The proposed public option would be required to be financially self-sufficient and would provide a "good deal for the insured" by avoiding the high administrative overhead of many private insurers, according to the president. Tax breaks and targeted exemptions would help pay for individual coverage and employer-sponsored plans for startup firms and small companies.

While anticipating strong opposition from Republicans and conservative Blue Dog Democrats, Obama left the door open for modifying the public option possibly through nonprofit insurance cooperatives or regulatory triggers tied to competition that would lead implementation of a public plan.

While admonishing opponents for using scare tactics in an attempt to scuttle the plan, Obama also emphasized what the legislation proposal would not do. He characterized claims that the reform plan would fund bureaucratic death panels for the chronically ill and elderly "as a lie, plain and simple." He stressed that illegal immigrants would be excluded from participation and that federal funds would not subsidize abortion. He promised to "call out" opponents who intentionally misrepresent the plan.

"The time for bickering is over. The time for games has passed. Now is the season for action," Obama said. "Now is when we must bring the best ideas of both parties together and show the American people that we can still do what we were sent here to do."

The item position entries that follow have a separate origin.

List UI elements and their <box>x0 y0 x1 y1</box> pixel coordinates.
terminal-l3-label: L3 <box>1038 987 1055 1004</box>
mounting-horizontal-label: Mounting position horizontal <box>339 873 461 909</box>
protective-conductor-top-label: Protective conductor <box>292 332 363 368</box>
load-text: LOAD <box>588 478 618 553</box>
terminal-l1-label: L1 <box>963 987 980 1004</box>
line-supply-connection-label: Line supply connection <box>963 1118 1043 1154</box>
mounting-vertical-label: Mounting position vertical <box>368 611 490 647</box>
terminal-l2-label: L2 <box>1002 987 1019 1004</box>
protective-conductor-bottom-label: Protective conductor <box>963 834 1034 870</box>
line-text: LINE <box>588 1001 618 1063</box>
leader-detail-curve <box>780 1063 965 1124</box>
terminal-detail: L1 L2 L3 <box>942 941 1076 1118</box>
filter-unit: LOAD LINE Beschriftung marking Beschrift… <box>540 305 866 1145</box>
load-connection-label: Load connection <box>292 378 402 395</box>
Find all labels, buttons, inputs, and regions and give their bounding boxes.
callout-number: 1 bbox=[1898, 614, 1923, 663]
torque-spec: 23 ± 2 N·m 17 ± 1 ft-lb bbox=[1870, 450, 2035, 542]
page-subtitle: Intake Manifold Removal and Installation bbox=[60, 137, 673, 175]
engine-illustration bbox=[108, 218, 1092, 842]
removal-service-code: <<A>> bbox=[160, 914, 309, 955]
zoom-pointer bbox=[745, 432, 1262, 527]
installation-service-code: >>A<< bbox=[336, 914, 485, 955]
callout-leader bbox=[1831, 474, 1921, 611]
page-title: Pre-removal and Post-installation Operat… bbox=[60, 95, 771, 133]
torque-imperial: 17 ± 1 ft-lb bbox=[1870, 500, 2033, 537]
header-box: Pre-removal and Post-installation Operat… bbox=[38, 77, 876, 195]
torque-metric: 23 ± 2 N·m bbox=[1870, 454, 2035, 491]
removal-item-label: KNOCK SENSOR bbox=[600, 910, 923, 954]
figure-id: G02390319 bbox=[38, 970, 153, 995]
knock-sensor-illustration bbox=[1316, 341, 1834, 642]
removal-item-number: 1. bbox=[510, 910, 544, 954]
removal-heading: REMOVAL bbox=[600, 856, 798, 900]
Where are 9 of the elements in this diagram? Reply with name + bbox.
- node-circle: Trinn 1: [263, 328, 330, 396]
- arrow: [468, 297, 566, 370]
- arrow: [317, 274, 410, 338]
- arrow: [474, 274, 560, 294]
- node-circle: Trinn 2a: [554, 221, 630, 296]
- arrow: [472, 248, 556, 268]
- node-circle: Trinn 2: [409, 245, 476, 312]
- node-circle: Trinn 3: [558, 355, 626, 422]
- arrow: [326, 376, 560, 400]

The president anticipated that most of the $100 billion annual cost of reforms could be covered by eliminating inefficiencies in Medicare. He promised to save hundreds of millions of dollars by eliminating Medicare and Medicaid waste and fraud. Federal subsidies for private insurer participation in Medicare programs would be eliminated and penalties would be exacted from top-of-the-line fee-for-service plans marketed to wealthy Americans.

Citing terms that may not bode well for medical imaging, the president said more Medicare cuts will be made if the reform effort threatens to increase the federal deficit.

In a bipartisan gesture, especially popular with radiologists and other physicians, Obama reversed his longstanding opposition to tort reform. At a minimum, he promised to support a proposal initially backed by former president George W. Bush to sponsor demonstration projects to explore new options for malpractice reform.

To conclude, Obama evoked the memory of the late Sen. Ted Kennedy and his bipartisan efforts with Sen. Orrin Hatch (R-Utah) and Sen. John McCain (R-AZ) to expand healthcare benefits for the physically handicapped and children. For Kennedy, healthcare access was a moral imperative and a measure of the nation's character, Obama said.

Speaking for Congressional Republicans, Dr. Charles Boustany (R-LA) responded with an appeal to "start over" with a new healthcare package. He warned that the Obama program would replace individual healthcare plans with government-run healthcare that will not deliver promised cost-savings. If enacted, the Obama plan would create 54 new bureaucracies and would cut Medicare by $500 million, he said.

As an alternative, Republicans support a targeted approach involving greater healthcare access, restrictions on onerous health insurance practices, and incentives for wellness care. While congratulating the president for changing his position on tort reform, Boustany said more is needed to deter what he characterized as "junk lawsuits."